Dr. Kelvin Lee
I came to RPCI from University of Miami Medical School/Sylvester Comprehensive Cancer Center. I earned my medical degree at the University of Michigan (UM) Medical School, Ann Arbor, and completed residency training at the University of Colorado, Denver.
Residency training was followed by a clinical fellowship at the UM Medical School and a research fellowship at the UM Howard Hughes Medical Institute. I am a Diplomate of the American Board of Internal Medicine.
I started in science over 20 years ago while attending the University of Washington (Go Dawgs) and then going on to work for 5 years at the Fred Hutchinson Cancer Research Center where I learned the basics to almost every technique I use today. I left the beautiful Northwest for what was supposed to be a couple of years and headed off to Ann Arbor Michigan to work at the University of Michigan and the dreaded Wolverines.
After 5 very productive and fun years at Michigan learning all about chicken B cells I decided to head back to Washington but ended up in Washington DC instead. (Never could keep those 2 straight) I entered the realm of the NIH and for 6 years worked on several different projects and learned everything you could want to know about NF-Kb (and then some). After spending my whole life above the 35th parallel I decided it was time to try living some place warm and sunny. I moved to Miami Florida and worked for 7 years at the University of Miami. For those of you who know college football, it was the University of Washington that ended the Miami Hurricanes 52 home game winning streak (Go Dawgs). While in Miami I learned more then I ever wanted to know about Tropical weather and hurricanes. You know you live in Florida when the National Hurricane weather site is marked as one of your favorites. Because you can only take so much sun and hot weather we moved to Buffalo and now I am learning all about “weather events” or as the normal person would call them “snow storms." We have yet to lose our roof during a “weather event” so I think we are still doing better then living through hurricanes.

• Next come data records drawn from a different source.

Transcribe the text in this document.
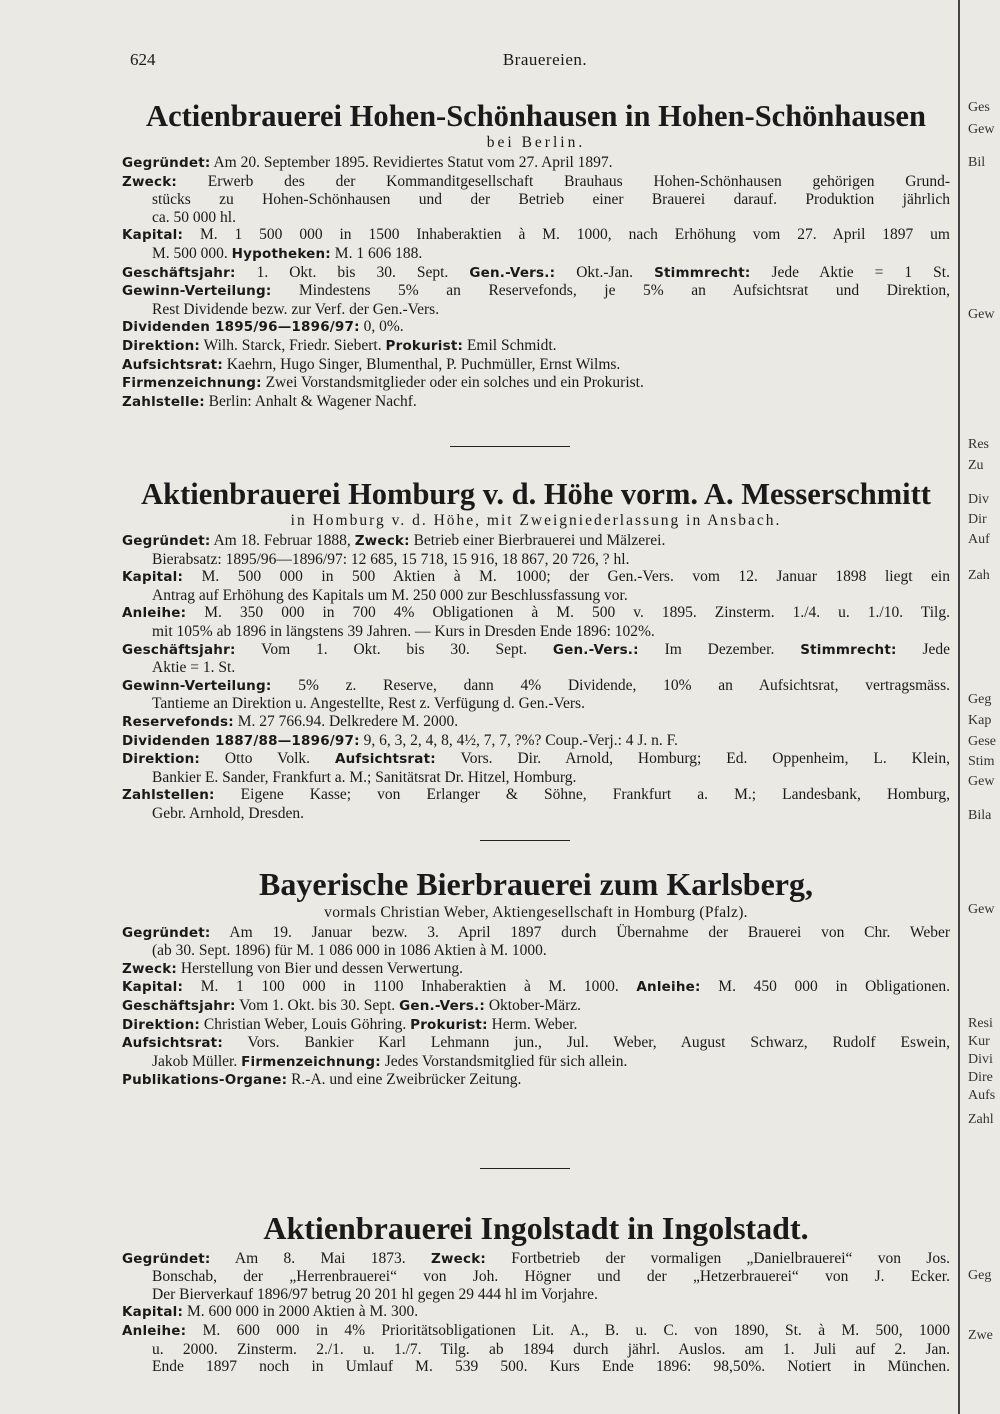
624	Brauereien.
Actienbrauerei Hohen-Schönhausen in Hohen-Schönhausen
bei Berlin.
Gegründet: Am 20. September 1895. Revidiertes Statut vom 27. April 1897.
Zweck: Erwerb des der Kommanditgesellschaft Brauhaus Hohen-Schönhausen gehörigen Grund-
stücks zu Hohen-Schönhausen und der Betrieb einer Brauerei darauf. Produktion jährlich
ca. 50 000 hl.
Kapital: M. 1 500 000 in 1500 Inhaberaktien à M. 1000, nach Erhöhung vom 27. April 1897 um
M. 500 000. Hypotheken: M. 1 606 188.
Geschäftsjahr: 1. Okt. bis 30. Sept. Gen.-Vers.: Okt.-Jan. Stimmrecht: Jede Aktie = 1 St.
Gewinn-Verteilung: Mindestens 5% an Reservefonds, je 5% an Aufsichtsrat und Direktion,
Rest Dividende bezw. zur Verf. der Gen.-Vers.
Dividenden 1895/96—1896/97: 0, 0%.
Direktion: Wilh. Starck, Friedr. Siebert. Prokurist: Emil Schmidt.
Aufsichtsrat: Kaehrn, Hugo Singer, Blumenthal, P. Puchmüller, Ernst Wilms.
Firmenzeichnung: Zwei Vorstandsmitglieder oder ein solches und ein Prokurist.
Zahlstelle: Berlin: Anhalt & Wagener Nachf.
Aktienbrauerei Homburg v. d. Höhe vorm. A. Messerschmitt
in Homburg v. d. Höhe, mit Zweigniederlassung in Ansbach.
Gegründet: Am 18. Februar 1888, Zweck: Betrieb einer Bierbrauerei und Mälzerei.
Bierabsatz: 1895/96—1896/97: 12 685, 15 718, 15 916, 18 867, 20 726, ? hl.
Kapital: M. 500 000 in 500 Aktien à M. 1000; der Gen.-Vers. vom 12. Januar 1898 liegt ein
Antrag auf Erhöhung des Kapitals um M. 250 000 zur Beschlussfassung vor.
Anleihe: M. 350 000 in 700 4% Obligationen à M. 500 v. 1895. Zinsterm. 1./4. u. 1./10. Tilg.
mit 105% ab 1896 in längstens 39 Jahren. — Kurs in Dresden Ende 1896: 102%.
Geschäftsjahr: Vom 1. Okt. bis 30. Sept. Gen.-Vers.: Im Dezember. Stimmrecht: Jede
Aktie = 1. St.
Gewinn-Verteilung: 5% z. Reserve, dann 4% Dividende, 10% an Aufsichtsrat, vertragsmäss.
Tantieme an Direktion u. Angestellte, Rest z. Verfügung d. Gen.-Vers.
Reservefonds: M. 27 766.94. Delkredere M. 2000.
Dividenden 1887/88—1896/97: 9, 6, 3, 2, 4, 8, 4½, 7, 7, ?%? Coup.-Verj.: 4 J. n. F.
Direktion: Otto Volk. Aufsichtsrat: Vors. Dir. Arnold, Homburg; Ed. Oppenheim, L. Klein,
Bankier E. Sander, Frankfurt a. M.; Sanitätsrat Dr. Hitzel, Homburg.
Zahlstellen: Eigene Kasse; von Erlanger & Söhne, Frankfurt a. M.; Landesbank, Homburg,
Gebr. Arnhold, Dresden.
Bayerische Bierbrauerei zum Karlsberg,
vormals Christian Weber, Aktiengesellschaft in Homburg (Pfalz).
Gegründet: Am 19. Januar bezw. 3. April 1897 durch Übernahme der Brauerei von Chr. Weber
(ab 30. Sept. 1896) für M. 1 086 000 in 1086 Aktien à M. 1000.
Zweck: Herstellung von Bier und dessen Verwertung.
Kapital: M. 1 100 000 in 1100 Inhaberaktien à M. 1000. Anleihe: M. 450 000 in Obligationen.
Geschäftsjahr: Vom 1. Okt. bis 30. Sept. Gen.-Vers.: Oktober-März.
Direktion: Christian Weber, Louis Göhring. Prokurist: Herm. Weber.
Aufsichtsrat: Vors. Bankier Karl Lehmann jun., Jul. Weber, August Schwarz, Rudolf Eswein,
Jakob Müller. Firmenzeichnung: Jedes Vorstandsmitglied für sich allein.
Publikations-Organe: R.-A. und eine Zweibrücker Zeitung.
Aktienbrauerei Ingolstadt in Ingolstadt.
Gegründet: Am 8. Mai 1873. Zweck: Fortbetrieb der vormaligen „Danielbrauerei“ von Jos.
Bonschab, der „Herrenbrauerei“ von Joh. Högner und der „Hetzerbrauerei“ von J. Ecker.
Der Bierverkauf 1896/97 betrug 20 201 hl gegen 29 444 hl im Vorjahre.
Kapital: M. 600 000 in 2000 Aktien à M. 300.
Anleihe: M. 600 000 in 4% Prioritätsobligationen Lit. A., B. u. C. von 1890, St. à M. 500, 1000
u. 2000. Zinsterm. 2./1. u. 1./7. Tilg. ab 1894 durch jährl. Auslos. am 1. Juli auf 2. Jan.
Ende 1897 noch in Umlauf M. 539 500. Kurs Ende 1896: 98,50%. Notiert in München.
Ges
Gew
Bil
Gew
Res
Zu
Div
Dir
Auf
Zah
Geg
Kap
Gese
Stim
Gew
Bila
Gew
Resi
Kur
Divi
Dire
Aufs
Zahl
Geg
Zwe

Through my many years in labs I have worked with many different people ranging from high school students to medical fellows and have hopefully helped to train them into becoming successful scientists or at least some one you can trust to not burn the lab down. As the senior tech in the lab I do all sorts of things from ordering supplies to doing experiments. Mostly I try to keep things together so the lab can function. We have probably the largest and most extensive music CD selection around (which before MP3 players use to be impressive). Now I guess it just shows my age. We have a good group of people in our lab, on our floor and in the department. The one thing that everyone told me when we moved to Buffalo is that people like to party here and they weren’t kidding.
Born and bred in the city of good neighbors, I’ve tinkered with science my entire life in some form or another. My studies led me to SUNY Geneseo where I earned a BS in Biology and developed an interest for Cancer and Immunology research.

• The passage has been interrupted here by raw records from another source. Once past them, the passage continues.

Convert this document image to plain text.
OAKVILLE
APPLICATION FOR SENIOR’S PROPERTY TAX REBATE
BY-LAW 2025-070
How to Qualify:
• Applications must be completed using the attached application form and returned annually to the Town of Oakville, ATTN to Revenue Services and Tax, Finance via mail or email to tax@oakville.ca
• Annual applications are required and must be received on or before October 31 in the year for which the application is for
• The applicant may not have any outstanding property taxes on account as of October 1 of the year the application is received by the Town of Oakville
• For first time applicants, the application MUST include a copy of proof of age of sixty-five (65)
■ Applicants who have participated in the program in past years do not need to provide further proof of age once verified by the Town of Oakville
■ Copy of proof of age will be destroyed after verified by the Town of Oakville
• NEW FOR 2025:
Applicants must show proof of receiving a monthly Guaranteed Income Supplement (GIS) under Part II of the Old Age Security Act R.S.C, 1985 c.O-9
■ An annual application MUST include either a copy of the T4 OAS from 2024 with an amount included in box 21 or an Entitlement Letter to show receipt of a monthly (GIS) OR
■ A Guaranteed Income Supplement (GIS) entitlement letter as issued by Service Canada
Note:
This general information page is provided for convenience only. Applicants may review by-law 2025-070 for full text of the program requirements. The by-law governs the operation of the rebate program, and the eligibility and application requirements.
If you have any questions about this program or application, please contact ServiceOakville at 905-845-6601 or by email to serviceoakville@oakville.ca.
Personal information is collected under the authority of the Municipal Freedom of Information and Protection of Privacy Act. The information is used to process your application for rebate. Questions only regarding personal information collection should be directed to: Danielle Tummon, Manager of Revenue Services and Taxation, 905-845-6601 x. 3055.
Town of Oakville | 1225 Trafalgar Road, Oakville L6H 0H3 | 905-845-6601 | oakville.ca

During my time there, Dr. Lee visited and gave a seminar presentation on the research projects of his lab and of the department. While very interested in the science, it was the pizza and chicken wings that he brought from the Anchor Bar that convinced me I was destined to go to Roswell.
When not in the lab you can find me drowning my sorrows as a Bills and Sabres fan at any one of the good watering holes here in Buffalo, or reliving the glory days by playing Tecmo Super Bowl on the NES. While new to the lab, I know that many good times are ahead, and I look forward to all the adventures that are innate to the Lee lab. I love lamp.
I was born in Kerala in India. After completing my BSc in Agriculture from Tamilnadu agricultural university, India, I did my MSc in Plant molecular biology at the same university where we discovered new RAPD and isozyme markers for the early detection of sesamum phyllody – a disease caused by mycoplasma-like-organism.
I did my PhD in Molecular Microbiology at the School of Biotechnology, Madurai Kamaraj University, India. We cloned and sequenced a large gene cluster involved in antibiotic resistance, and characterized a metabolite involved in anti-fungal activity in the bio-pesticidal organism Bacillus thuringiensis.
I also isolated and characterized 2 new organisms that I found associated with coffee roots, and developed one of them as a potential carrier for transgenic expression of insecticidal proteins in the root zone of plants. After successfully finishing my PhD, I took a risk and moved to Roswell. In my first lab here we discovered the sub-mitochondrial location of a protein involved in drug resistance in T-lymphoblastic leukemia. After a brief stint in Cancer Genetics, I am now very happy to be working on multiple myeloma with Dr. Kelvin Lee.